Seeing me falter, Jan stood up and offered me his seat while Brenda smiled and waved me towards their table. As I reluctantly approached I found that I couldn’t look at him. I could not bring myself to be gracious: to smile, thank him and acknowledge his kindness. I couldn’t see his face, but I hoped he’d understand and not be hurt by my rudeness. A few seconds later, though she didn’t realise it, Jenny rescued me.
She and the committee top brass had been allocated the top table: front and centre. Jenny signalled to me that there was a spare chair at their table between her and Walter.
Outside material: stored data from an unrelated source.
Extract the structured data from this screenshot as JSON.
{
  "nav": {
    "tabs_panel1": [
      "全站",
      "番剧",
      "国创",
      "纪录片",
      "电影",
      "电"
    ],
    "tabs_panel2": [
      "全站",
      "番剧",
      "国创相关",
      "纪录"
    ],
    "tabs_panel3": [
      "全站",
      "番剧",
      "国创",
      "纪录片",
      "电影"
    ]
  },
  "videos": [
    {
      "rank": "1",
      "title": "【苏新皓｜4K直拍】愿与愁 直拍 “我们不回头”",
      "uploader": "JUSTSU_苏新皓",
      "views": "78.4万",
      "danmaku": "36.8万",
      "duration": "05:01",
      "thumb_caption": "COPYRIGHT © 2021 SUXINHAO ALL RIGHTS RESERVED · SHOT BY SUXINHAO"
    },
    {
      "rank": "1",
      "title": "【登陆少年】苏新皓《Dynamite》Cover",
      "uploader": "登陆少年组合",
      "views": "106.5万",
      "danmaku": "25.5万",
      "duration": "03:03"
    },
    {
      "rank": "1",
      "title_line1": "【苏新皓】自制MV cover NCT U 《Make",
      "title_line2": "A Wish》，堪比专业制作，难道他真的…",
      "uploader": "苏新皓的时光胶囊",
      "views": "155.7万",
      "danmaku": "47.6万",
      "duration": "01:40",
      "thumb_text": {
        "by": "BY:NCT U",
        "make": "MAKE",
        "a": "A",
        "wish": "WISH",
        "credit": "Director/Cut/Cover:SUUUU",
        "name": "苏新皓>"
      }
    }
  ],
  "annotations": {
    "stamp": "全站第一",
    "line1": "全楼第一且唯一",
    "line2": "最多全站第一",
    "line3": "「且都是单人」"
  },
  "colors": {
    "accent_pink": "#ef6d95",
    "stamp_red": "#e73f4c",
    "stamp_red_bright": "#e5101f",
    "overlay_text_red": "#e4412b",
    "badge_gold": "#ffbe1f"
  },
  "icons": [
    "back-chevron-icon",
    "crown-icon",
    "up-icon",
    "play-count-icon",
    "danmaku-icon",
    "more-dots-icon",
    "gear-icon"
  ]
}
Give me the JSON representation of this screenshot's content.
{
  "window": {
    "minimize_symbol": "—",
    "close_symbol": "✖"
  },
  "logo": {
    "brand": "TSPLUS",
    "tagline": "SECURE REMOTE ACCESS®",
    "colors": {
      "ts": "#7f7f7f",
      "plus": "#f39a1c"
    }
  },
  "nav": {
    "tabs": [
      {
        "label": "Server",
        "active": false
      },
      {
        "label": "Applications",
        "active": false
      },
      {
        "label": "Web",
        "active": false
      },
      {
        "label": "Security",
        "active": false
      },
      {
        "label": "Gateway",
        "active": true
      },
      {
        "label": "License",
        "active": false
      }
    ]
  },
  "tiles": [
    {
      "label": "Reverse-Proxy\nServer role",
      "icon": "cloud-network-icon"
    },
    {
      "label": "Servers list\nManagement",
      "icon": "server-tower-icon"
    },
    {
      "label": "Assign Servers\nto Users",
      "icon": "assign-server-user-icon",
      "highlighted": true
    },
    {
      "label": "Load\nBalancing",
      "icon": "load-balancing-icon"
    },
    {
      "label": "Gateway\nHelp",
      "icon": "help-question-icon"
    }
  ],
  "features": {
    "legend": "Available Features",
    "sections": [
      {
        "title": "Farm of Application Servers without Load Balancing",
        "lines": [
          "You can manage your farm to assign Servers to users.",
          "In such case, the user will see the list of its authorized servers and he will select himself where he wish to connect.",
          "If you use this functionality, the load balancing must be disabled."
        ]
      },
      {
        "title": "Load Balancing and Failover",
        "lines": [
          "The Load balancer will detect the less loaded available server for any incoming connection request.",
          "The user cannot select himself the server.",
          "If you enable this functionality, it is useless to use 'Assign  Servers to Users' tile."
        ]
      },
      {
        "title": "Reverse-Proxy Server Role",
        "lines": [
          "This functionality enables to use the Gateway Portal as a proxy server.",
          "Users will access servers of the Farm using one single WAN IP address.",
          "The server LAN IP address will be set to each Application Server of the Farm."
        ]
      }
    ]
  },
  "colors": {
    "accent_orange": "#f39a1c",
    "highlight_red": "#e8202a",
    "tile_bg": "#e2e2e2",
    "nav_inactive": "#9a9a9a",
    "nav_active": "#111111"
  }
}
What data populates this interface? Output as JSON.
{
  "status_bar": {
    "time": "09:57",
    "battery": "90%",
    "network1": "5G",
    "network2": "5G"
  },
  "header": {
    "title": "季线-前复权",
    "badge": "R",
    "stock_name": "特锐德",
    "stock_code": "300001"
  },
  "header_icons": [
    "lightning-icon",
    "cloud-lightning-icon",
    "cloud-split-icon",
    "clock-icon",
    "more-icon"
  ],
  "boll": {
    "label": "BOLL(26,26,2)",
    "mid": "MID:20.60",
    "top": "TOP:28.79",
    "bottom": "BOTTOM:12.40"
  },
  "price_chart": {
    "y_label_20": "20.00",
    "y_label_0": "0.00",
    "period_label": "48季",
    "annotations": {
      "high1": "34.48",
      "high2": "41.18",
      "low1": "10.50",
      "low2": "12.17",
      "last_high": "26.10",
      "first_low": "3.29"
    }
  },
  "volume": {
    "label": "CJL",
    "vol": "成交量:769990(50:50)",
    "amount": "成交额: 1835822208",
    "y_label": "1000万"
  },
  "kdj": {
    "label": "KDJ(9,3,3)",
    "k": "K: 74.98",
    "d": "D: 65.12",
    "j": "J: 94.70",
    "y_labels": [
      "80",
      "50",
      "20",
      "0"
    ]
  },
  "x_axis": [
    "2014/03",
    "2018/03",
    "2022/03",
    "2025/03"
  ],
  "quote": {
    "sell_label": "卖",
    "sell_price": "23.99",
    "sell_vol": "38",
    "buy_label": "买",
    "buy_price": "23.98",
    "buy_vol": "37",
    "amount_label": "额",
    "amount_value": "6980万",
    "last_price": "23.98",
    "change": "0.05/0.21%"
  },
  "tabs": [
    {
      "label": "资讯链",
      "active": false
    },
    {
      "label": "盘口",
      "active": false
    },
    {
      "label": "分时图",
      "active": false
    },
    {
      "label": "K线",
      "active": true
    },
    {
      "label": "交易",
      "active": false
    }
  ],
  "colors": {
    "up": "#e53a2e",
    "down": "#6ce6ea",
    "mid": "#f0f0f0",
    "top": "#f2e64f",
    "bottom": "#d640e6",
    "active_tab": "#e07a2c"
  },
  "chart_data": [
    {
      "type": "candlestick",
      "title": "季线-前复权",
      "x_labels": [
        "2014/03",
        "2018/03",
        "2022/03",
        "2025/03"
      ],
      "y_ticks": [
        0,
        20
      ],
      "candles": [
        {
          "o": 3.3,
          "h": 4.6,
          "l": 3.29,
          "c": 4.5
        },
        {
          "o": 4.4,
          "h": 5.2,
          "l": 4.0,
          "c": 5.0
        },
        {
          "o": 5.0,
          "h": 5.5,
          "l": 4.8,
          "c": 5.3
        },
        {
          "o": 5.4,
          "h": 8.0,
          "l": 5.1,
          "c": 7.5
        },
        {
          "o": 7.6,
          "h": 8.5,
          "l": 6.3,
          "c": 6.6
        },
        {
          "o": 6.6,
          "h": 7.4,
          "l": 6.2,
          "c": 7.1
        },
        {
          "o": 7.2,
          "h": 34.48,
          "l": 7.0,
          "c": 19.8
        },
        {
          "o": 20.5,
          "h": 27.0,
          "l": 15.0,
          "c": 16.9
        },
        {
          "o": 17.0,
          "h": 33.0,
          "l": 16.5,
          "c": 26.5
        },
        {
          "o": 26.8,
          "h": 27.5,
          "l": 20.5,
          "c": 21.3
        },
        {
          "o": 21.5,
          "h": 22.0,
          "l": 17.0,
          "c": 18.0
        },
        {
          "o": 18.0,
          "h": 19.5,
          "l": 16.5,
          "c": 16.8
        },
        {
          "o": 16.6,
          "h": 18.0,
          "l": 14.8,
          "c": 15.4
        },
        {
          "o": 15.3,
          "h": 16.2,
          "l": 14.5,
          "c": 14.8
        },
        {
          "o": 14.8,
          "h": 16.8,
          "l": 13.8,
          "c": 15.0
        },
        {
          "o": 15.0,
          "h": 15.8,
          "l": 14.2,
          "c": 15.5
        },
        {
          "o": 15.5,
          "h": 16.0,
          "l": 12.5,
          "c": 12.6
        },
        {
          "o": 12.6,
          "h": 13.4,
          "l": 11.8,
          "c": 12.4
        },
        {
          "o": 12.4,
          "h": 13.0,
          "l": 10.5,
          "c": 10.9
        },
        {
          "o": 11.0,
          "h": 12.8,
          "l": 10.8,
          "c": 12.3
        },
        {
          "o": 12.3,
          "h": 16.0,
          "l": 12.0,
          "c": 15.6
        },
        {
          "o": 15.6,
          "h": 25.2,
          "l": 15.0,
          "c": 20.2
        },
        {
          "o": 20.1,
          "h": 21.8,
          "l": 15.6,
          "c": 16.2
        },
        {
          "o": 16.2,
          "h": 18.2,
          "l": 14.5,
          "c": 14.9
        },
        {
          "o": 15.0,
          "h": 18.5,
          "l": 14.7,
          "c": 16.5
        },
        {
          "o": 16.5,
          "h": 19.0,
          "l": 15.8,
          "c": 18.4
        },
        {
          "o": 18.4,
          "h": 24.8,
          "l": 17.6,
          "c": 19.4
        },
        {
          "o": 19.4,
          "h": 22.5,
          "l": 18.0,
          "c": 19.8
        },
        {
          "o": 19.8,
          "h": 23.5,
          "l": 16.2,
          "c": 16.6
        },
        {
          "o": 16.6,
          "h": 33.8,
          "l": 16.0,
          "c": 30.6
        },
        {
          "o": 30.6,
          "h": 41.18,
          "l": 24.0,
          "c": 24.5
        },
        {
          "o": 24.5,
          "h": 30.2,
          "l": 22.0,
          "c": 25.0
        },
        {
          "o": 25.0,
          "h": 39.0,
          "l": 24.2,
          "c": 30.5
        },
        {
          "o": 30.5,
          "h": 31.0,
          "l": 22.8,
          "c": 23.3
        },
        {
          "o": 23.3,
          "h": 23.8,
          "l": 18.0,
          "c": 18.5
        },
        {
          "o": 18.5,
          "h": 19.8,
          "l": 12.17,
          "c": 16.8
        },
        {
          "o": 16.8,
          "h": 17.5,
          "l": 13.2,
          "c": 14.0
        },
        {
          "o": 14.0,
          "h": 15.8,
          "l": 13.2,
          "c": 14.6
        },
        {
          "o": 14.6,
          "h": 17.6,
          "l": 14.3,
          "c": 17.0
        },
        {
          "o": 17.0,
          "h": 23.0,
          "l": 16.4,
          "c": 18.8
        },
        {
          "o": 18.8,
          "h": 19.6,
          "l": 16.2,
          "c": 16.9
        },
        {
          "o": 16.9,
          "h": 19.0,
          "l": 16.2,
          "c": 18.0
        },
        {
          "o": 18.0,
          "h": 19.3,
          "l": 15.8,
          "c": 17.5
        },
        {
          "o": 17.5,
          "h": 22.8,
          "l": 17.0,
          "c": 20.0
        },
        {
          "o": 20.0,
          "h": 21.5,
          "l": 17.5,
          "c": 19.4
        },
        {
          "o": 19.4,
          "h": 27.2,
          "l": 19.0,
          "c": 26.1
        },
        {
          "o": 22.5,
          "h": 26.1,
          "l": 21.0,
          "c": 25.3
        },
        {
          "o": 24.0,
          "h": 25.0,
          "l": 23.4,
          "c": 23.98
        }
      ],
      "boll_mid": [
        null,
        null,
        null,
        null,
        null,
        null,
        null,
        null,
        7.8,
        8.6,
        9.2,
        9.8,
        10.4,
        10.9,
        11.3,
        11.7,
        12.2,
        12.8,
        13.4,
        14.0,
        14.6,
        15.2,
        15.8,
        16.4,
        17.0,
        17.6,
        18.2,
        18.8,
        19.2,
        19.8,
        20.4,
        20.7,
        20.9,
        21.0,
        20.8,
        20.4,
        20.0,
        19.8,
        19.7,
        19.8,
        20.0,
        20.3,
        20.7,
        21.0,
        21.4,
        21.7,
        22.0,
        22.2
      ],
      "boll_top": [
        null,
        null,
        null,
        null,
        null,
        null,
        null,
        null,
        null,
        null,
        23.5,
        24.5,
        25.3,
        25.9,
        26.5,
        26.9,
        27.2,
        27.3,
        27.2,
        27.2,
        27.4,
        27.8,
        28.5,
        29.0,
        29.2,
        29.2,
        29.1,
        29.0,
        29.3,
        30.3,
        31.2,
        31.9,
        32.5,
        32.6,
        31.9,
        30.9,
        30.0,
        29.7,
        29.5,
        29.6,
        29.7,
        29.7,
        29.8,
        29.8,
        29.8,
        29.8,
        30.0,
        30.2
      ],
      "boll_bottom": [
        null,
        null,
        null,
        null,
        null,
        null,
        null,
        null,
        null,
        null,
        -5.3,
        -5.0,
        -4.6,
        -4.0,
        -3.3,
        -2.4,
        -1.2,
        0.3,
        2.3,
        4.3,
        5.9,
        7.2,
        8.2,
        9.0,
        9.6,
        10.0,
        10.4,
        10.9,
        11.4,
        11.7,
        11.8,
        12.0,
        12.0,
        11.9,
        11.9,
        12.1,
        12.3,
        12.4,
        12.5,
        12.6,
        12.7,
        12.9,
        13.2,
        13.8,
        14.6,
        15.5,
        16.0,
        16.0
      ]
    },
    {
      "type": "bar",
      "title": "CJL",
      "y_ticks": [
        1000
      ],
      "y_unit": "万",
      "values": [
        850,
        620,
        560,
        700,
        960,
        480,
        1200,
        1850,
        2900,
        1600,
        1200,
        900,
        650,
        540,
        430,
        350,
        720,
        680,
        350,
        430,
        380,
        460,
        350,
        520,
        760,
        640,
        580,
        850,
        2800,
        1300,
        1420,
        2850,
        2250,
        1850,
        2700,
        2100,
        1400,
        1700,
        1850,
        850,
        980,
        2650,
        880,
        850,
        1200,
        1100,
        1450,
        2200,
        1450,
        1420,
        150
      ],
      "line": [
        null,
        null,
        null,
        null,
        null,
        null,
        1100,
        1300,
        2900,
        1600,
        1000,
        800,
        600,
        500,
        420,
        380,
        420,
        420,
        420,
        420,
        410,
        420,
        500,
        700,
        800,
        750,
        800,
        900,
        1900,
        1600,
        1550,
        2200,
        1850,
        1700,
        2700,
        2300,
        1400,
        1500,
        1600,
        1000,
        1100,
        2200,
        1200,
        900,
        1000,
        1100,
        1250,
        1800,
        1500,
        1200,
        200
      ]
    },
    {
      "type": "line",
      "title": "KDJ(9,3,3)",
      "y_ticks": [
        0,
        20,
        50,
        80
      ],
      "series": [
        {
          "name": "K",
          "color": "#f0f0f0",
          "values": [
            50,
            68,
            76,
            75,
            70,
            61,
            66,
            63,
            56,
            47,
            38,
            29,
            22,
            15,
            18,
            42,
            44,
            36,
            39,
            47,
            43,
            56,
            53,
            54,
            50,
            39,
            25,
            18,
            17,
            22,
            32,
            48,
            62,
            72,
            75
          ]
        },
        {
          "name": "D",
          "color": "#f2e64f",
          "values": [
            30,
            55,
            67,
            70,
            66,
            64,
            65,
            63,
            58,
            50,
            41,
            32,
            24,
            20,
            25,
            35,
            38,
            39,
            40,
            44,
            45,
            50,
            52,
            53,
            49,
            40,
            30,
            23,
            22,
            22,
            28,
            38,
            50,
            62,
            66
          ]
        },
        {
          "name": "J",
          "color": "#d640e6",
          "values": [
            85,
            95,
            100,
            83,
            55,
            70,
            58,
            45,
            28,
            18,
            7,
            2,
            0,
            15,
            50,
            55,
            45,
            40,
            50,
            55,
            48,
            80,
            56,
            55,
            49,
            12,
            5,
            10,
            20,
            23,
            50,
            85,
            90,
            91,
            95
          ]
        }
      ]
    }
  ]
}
As this was not official committee business, more of a social outing, they both kept their guard up. Even now Walter and Jenny wouldn’t be seen publicly enjoying themselves together. Relieved to find somewhere I could finally relax, I hardly minded that they were using me as a decoy.
Jenny seemed nervous.
‘Are you ok?’ I asked.
But she only had time to nod distractedly before the lights went down.
The first three or four minutes of the documentary provided a historical context through a montage of old black-and-white photos and film stock of Inverfaughie. People milking cows, threshing barley, cutting peat, heaving nets, gutting fish, their bright young faces prematurely lined with the back-breaking work. What struck me most was that although things had changed and most of that hard manual labour was now gone, thank goodness, the village of Inverfaughie was completely unchanged. All of the buildings still looked exactly the same, still in exactly the same place.
There was footage of Faughie Castle having what looked like a garden party. An incredibly dapper young man was playing croquet on the lawn with his guests. I looked around but couldn’t see Dinah anywhere; then I remembered she’d told me she’d been summoned to give evidence in Luxembourg in a few days’ time. She was probably packing. I quickly texted her telling her what channel it was on in case she wasn’t already watching.